In our setting, BMCMC [Bayesian Markov-Chain Monte Carlo] methods fail in a clearly demonstrable manner. We expect that there is a more general class of mixtures where BMCMC methods fail in more subtle ways. These subtle failures may occur for many real-world examples where the Markov chains quickly converge to some distribution other than the desired posterior distribution. Users of BMCMC methods should ideally avoid mixture distributions that are known to produce degenerate behavior in various phylogenetic settings. A good practice is to decompose the data into nonconflicting signals and perform phylogenetic reconstruction separately on each signal. Our work highlights important unresolved questions: how to verify homogeneity of genomic data and what phylogenetic methods can efficiently deal with mixtures.
Thus, they leave some potential gaping loopholes unexplored.
1Mossel and Vigoda, “Phylogenetic MCMC Algorithms Are Misleading on Mixtures of Trees,” Science, Vol 309, Issue 5744, 2207-2209, 30 September 2005, [DOI: 10.1126/science.1115493].
What this seems to say is that the method might work on closely-related organisms, like species of snails, but the more you mix different types of organisms into a tree of common ancestry, the more the results of these popular methods will give misleading results. Even with the closely-related trees, though, how can one be sure that the answers might “fail in more subtle ways”? And how do we know that once the smaller trees are assembled, the algorithms won’t mislead horrendously in the final mix?
Most creationists would probably not have qualms about trees of closely-related “kinds” of animals, like cats for one, or dogs for another. It is the Darwinian assumption that everything is phylogenetically related – cats, pine trees, bacteria, sharks, petunias, turtles, mushrooms, senators – that causes the controversies.

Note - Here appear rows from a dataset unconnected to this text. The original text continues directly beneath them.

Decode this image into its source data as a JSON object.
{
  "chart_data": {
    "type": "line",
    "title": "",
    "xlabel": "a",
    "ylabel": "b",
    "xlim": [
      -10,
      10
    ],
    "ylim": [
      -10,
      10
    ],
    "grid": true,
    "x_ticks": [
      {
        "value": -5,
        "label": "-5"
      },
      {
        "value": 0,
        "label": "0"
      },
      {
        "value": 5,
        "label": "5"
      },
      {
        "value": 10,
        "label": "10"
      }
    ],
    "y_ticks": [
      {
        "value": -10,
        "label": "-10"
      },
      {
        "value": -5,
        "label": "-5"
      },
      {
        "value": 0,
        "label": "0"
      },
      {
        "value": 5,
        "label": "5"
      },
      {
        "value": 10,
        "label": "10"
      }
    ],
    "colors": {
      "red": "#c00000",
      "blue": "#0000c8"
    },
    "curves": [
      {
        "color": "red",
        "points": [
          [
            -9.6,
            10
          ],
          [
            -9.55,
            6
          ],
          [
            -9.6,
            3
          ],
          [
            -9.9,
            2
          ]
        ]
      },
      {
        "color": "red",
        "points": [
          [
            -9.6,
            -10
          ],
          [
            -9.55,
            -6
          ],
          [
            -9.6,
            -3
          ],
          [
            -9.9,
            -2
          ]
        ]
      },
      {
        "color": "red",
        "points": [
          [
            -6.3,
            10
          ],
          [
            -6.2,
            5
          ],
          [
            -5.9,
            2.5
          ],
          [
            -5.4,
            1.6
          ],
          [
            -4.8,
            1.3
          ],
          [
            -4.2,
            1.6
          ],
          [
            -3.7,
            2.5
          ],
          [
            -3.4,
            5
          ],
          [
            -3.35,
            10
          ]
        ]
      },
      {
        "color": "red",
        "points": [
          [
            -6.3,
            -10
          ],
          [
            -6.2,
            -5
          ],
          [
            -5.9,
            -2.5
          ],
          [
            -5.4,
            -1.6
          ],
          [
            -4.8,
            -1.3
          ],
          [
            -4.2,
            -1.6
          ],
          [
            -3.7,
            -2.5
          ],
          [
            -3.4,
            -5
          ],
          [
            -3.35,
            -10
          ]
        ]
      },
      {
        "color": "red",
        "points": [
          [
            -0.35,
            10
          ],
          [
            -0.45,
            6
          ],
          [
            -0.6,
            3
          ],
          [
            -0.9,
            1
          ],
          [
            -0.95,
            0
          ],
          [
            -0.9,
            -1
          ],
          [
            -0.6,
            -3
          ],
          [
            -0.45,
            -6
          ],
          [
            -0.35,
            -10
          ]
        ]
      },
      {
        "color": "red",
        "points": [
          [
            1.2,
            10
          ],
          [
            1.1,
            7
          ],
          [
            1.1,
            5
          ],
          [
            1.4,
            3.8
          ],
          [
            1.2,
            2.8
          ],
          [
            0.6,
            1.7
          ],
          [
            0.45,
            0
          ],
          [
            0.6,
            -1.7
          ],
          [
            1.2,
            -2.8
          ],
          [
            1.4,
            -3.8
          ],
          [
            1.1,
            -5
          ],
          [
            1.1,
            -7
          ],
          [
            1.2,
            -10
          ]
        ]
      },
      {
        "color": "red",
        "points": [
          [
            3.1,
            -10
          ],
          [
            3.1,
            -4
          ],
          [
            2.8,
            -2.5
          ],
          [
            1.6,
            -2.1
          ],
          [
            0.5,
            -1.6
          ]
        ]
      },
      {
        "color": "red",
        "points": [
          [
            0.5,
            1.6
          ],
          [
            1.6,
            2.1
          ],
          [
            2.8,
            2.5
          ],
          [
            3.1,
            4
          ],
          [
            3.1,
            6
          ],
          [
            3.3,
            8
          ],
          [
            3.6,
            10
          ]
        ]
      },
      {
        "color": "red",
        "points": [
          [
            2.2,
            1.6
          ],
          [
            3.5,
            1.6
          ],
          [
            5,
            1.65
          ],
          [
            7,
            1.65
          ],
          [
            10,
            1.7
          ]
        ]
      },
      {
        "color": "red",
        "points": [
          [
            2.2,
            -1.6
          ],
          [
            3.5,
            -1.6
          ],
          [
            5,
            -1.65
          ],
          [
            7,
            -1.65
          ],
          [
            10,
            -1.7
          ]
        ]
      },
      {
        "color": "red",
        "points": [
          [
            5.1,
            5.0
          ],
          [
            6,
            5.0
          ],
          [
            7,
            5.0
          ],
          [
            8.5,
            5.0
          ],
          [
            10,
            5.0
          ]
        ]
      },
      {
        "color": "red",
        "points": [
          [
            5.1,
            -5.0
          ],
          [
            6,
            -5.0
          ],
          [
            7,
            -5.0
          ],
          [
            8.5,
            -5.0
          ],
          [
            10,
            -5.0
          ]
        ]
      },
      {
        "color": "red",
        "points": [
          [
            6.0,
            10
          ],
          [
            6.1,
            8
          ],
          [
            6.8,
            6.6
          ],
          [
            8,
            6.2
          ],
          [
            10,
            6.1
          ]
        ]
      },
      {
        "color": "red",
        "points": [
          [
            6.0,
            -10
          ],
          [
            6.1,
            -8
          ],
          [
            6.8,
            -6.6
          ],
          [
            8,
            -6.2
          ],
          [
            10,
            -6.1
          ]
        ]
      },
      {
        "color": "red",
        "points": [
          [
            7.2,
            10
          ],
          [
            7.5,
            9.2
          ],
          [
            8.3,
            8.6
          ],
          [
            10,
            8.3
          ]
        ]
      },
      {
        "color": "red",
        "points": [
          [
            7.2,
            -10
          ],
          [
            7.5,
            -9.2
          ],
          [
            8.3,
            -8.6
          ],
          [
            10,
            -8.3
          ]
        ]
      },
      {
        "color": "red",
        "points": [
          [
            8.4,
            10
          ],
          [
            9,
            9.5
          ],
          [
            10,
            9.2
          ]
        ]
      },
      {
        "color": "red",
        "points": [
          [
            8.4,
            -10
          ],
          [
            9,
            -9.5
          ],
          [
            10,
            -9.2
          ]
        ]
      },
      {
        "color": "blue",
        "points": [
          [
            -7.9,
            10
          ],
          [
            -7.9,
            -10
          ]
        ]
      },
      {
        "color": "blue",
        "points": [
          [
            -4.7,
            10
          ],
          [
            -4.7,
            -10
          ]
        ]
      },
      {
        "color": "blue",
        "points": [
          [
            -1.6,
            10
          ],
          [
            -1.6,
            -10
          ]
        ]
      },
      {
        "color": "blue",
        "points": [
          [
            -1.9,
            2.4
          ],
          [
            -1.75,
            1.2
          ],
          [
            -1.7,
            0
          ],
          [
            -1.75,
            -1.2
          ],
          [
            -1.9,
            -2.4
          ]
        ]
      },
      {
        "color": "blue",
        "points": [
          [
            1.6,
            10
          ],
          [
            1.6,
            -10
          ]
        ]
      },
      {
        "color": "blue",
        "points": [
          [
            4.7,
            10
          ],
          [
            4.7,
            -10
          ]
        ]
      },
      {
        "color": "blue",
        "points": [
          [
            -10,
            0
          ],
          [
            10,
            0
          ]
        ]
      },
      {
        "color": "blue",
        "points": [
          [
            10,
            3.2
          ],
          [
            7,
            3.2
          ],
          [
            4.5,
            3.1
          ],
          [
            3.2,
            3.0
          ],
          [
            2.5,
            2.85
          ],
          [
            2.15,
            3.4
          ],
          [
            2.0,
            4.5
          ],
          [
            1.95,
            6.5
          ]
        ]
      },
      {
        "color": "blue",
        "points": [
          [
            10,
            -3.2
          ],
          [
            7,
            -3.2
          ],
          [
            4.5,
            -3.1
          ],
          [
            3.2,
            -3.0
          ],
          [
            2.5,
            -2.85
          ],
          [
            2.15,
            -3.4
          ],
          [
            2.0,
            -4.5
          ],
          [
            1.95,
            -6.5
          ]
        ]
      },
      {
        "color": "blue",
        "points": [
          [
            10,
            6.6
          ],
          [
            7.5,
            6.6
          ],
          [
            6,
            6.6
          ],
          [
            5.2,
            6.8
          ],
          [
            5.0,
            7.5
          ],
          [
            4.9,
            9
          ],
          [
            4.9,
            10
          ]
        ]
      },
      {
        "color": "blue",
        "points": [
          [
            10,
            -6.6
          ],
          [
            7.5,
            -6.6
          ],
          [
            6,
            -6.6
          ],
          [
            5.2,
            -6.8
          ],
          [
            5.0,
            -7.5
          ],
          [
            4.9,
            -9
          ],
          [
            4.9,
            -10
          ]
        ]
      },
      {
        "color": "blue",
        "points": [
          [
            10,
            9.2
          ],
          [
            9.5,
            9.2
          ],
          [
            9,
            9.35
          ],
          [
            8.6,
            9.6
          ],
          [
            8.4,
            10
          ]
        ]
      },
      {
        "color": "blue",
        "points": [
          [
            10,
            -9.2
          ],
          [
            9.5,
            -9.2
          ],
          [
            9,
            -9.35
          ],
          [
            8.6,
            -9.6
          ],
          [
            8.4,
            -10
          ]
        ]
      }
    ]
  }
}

Evolutionists often showcase the printouts from these programs in their scientific papers to lend an air of computational legitimacy to their theories (see the fallacy of statistics). Well, we warned you that evolutionists are bad at math (08/19/2005, 07/25/2002). The only illustration in Darwin’s Origin of Species was a phylogenetic tree. Since then, tree-building has become a favorite pastime around the Darwin Temple gamerooms (10/22/2001, 06/13/2003). Impressive as the charts look to the uninformed, they hawk symbolism over substance. This fits Hawkins Theory of Scientific Progress (right sidebar).
After reading this article, and the links to previous ones, how do you feel about that NSF Tree of Life project costing $12 million in tax dollars? (10/30/2002). If you want a better Tree of Life, try God’s (search) – it’s free, it’s honest, and you don’t have to play Monte Carlo to find it.